Funny how that works: this is my German persona of all my alt accounts (check the instance) and in Germany, there is a saying: "However you will shout into the forest, the response will be of the same kind." ("Wie es in den Wald hineinruft, so schallt es wieder hinaus.")
Wow, you sure showed that guy Heinrich von Morungen, who said that phrase around 1220 BC. ("Der sô lange rüeft in einen touben walt, ez antwurt ime dar ûz etes wenne")
Too bad he will never have known how much he's been owned by you roughly 800 years later. /s
Every single translation I've found so far says echo, point blank period. Similarly the idiom doesn't make sense without it being "echo".
There's thousands of scholars on the subject, I don't have to know it I just have to be able to do brief research. Why you think that's a bad thing is beyond me but it certainly explains some things.
It means echo in this context. But literally "answer" not response.
If I shout in a room and hear an answer that is myself that is .... My echo.
You're making less and less sense by the hour bud.
Antwort, feminine, from the equivalent Middle High German antwurt, feminine, Old High German atwurti, feminine, ‘answer,’ beside which there is a neuter form Middle High German antwürte, Old High German antwurti, Gothic ándawaurdi; literally ‘counter-words’ (collective). Compare ant-; also, Anglo-Saxon andswaru, English answer, under schwören.
Are you saying the dictionary's etymology is wrong?
"Answer" Is literally derived From proto Germanic andaswarō take a crack at what word that developed into. I'll give you a hint, we've talked about it.

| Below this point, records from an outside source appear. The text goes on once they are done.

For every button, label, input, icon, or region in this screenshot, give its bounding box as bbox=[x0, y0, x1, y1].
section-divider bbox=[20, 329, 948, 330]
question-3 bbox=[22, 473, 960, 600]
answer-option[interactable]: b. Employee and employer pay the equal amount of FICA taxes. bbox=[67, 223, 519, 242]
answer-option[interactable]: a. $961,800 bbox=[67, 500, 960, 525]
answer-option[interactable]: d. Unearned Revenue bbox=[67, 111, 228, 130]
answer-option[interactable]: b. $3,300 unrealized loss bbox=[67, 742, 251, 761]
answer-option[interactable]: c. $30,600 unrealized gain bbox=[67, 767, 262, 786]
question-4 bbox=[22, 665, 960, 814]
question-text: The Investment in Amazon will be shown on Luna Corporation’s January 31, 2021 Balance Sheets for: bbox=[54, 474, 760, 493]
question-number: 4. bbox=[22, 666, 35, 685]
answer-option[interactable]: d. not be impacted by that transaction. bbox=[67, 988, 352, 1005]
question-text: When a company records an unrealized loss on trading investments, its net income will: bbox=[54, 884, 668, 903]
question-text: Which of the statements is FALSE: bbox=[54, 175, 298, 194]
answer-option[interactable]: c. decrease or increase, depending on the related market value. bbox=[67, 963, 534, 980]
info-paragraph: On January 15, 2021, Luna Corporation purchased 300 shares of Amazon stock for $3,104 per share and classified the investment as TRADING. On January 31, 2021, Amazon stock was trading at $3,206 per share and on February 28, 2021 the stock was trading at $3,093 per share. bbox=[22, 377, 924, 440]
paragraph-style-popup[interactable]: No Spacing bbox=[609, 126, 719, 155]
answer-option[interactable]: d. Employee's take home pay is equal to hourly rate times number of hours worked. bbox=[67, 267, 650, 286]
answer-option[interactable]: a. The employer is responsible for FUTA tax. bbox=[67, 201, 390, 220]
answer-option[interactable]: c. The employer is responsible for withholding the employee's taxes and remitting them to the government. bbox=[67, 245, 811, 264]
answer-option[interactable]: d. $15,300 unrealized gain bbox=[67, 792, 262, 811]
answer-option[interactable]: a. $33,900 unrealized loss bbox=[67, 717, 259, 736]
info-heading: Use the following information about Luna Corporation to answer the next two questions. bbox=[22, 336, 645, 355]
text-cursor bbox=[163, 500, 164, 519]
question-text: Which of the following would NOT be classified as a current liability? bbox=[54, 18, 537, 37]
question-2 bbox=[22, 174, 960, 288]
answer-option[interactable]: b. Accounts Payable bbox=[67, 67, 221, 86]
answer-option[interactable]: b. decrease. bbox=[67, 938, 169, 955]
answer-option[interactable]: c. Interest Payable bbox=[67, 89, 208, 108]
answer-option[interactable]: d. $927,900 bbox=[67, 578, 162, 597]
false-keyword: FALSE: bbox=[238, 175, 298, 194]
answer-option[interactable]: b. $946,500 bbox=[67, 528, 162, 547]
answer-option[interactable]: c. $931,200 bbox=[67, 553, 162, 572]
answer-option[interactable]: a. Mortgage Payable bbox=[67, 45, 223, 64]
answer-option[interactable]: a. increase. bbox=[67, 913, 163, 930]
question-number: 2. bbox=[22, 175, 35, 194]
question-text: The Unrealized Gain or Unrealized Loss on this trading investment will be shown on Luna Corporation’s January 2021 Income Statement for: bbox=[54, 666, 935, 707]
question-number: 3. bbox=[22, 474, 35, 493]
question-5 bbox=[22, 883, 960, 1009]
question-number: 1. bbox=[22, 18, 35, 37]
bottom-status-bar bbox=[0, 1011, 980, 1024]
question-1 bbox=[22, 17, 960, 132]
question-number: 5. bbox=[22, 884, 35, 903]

From Middle English answere, andsware, from Old English andswaru (“answer”), from and- (“against”) + -swaru (“affirmation”), (from Proto-Indo-European *h₂ent- (“front, forehead”) and Old English swerian (“to swear”), from Proto-Indo-European *swer-), suggesting an original meaning of "a sworn statement rebutting a charge". The cognates suggest the existence of Proto-Germanic *andaswarō (“a reply to a question”). Cognate with Old Frisian ondser (“answer”), Old Saxon andswōr (“answer”), Danish and Swedish ansvar (“liability, responsibility, answer”), Icelandic andsvar (“answer, response”). Compare also Old English andwyrde (“answer”) (cognate to Dutch antwoord, German Antwort), Old English andcwiss (“reply”), German Schwur (“oath, vow”).